Why it matters: The ordinance would rezone roughly 150–158 acres on Union Street as a planned unit development, a change that would alter allowable uses and require site engineering and buffering commitments. Planning commissioners had previously voted unfavorably on earlier versions, citing site characteristics and flooding.

Residents and staff raised several specific objections during the hearing. Resident Chuck Glover, who said he lives directly opposite the proposed site on West Jackson Street, told the council the block is primarily residential and warned that industrial uses would increase heavy‑truck traffic and threaten neighborhood safety: “I live directly in front of the proposed development on West Jackson Street…There are no other duplexes on Jackson Street,” he said.

A city staff speaker identified as Tom summarized technical and procedural constraints: the planning commission can only rule on what an applicant puts before it, the site contains nonconforming industrial zoning and portions lie in the floodplain, and key issues — base flood elevations, buffering and emergency‑services capacity — remained unresolved. Tom said those concerns help explain planning commissioners’ prior unfavorable recommendations.

An applicant or owner who read a letter to the council said they reduced the area proposed for R‑3 medium‑density residential zoning to about 5.27 acres (limiting duplex count to roughly seven or eight units) and argued parts of the parcel are “virtually unusable” because they lie in the floodway. The applicant said the acreage behind the buildable frontage could serve as borrow material for raising the front of the property and for water retention, but acknowledged that FEMA approvals and site preparation would be required before construction could proceed.

Council members debating the motion emphasized different thresholds. Some urged that the council’s role at this stage was limited to the zoning change and that detailed engineering comes later; others said the council should not change zoning if site‑level constraints make development infeasible or unsafe.
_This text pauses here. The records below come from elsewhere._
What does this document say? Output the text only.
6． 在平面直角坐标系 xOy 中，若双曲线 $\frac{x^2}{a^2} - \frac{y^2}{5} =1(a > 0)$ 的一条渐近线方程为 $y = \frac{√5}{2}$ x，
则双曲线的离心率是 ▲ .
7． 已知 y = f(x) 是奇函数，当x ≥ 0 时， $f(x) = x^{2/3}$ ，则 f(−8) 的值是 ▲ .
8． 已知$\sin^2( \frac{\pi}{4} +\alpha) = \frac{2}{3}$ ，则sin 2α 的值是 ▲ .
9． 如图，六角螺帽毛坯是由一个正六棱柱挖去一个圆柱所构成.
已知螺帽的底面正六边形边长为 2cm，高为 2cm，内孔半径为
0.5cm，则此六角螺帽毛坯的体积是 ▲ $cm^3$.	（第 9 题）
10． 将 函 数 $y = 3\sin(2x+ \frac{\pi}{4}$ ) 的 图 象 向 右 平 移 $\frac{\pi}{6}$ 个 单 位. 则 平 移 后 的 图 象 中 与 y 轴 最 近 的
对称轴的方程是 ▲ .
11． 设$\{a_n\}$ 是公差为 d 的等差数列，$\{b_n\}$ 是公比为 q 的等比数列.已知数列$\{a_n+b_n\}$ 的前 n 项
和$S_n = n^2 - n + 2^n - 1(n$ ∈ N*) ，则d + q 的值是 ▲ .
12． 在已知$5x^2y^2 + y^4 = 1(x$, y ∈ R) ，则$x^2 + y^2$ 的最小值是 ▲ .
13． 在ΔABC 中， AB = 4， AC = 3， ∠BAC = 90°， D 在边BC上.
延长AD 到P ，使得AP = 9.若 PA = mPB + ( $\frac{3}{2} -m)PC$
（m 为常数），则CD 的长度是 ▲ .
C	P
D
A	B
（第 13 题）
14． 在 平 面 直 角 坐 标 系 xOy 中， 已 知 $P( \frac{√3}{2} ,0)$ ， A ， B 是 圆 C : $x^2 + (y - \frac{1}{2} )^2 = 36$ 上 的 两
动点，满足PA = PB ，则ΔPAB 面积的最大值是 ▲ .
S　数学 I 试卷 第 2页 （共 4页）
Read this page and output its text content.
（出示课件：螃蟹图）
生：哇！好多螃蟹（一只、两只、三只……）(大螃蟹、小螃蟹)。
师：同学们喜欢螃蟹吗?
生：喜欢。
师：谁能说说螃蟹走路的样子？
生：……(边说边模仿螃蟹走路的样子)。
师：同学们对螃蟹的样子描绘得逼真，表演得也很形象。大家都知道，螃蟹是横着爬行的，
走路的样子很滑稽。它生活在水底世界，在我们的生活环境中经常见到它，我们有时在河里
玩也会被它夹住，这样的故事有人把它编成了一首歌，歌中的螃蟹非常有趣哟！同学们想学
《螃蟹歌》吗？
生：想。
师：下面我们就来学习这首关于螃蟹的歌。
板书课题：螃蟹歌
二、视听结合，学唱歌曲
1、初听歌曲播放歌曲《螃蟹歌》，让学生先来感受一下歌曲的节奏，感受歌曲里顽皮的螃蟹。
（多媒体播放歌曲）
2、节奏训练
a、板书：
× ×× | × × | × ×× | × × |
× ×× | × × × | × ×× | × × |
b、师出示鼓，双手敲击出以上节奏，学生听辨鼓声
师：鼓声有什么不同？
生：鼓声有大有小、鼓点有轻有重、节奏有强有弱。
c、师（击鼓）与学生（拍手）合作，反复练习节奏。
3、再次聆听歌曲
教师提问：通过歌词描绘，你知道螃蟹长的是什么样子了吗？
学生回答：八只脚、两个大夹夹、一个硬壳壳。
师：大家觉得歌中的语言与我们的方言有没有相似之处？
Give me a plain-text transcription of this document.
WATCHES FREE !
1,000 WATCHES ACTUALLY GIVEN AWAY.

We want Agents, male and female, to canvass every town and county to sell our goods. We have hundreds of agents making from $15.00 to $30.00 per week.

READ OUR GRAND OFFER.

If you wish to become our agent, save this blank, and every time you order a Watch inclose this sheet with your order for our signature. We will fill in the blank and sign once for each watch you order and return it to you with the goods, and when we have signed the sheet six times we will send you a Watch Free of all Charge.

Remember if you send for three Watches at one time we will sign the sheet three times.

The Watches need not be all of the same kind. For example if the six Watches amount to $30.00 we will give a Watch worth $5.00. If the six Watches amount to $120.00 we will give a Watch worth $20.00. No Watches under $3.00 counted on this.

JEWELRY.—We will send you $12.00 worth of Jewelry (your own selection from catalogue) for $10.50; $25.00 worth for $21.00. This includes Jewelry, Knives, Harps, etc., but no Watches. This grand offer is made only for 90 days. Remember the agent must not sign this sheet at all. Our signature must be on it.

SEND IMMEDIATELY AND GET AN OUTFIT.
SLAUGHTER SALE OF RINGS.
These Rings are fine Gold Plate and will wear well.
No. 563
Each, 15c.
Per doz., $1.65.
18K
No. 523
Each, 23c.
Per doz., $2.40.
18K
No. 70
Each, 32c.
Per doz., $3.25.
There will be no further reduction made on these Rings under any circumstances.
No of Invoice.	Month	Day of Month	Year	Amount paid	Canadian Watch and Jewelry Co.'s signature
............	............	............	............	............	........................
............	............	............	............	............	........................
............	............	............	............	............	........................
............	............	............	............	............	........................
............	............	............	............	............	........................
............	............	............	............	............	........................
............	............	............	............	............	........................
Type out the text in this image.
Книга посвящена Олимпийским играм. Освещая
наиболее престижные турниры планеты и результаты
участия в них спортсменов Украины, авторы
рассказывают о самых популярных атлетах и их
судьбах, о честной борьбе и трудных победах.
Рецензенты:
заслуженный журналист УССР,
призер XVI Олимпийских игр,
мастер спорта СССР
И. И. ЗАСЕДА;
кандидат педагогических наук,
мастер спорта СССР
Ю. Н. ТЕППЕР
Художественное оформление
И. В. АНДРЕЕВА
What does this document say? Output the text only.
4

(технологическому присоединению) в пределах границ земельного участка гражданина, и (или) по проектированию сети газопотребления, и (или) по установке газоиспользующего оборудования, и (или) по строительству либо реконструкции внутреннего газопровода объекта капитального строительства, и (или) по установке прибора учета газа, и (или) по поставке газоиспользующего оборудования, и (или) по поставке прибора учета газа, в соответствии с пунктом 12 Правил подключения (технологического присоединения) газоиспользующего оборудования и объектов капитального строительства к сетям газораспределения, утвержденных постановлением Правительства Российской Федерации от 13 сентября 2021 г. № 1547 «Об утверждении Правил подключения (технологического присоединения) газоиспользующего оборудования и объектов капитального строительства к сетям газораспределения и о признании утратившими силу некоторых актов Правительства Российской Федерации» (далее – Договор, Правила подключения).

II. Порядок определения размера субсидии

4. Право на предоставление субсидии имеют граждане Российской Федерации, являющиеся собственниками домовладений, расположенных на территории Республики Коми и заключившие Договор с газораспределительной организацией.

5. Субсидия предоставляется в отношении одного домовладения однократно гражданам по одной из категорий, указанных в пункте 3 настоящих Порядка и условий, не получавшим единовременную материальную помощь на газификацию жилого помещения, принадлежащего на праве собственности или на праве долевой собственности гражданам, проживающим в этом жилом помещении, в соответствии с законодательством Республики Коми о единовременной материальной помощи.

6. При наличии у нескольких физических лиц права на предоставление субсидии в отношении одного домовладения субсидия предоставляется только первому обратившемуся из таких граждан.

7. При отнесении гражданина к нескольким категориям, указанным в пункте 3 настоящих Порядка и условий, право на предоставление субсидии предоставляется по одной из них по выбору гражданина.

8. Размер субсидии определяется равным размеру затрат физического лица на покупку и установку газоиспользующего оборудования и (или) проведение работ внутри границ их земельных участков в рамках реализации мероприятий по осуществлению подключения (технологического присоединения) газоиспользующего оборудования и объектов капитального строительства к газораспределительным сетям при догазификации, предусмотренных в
The council agreed to ask the planning commission to review the applicant’s updated drawings and open‑space changes at its April meeting and to return to council for a second reading in May.

What happens next: The city’s planning commission is scheduled to review the revised materials on April 23; the council’s study session and business meeting dates were announced as May 5 and May 14, respectively. The council’s referral does not approve the rezoning — rather, it asks the planning commission to reexamine the application with the updated materials and provide new recommendations.

Vote and motion (as recorded): A council member moved to defer the second reading and send updated plans to the planning commission; a second was recorded. Roll‑call produced a 3–2 split; council legal counsel stated the application would be returned to the planning commission for further review. The council expects to consider a second reading in May.

The council closed the public hearing and moved on to other agenda items.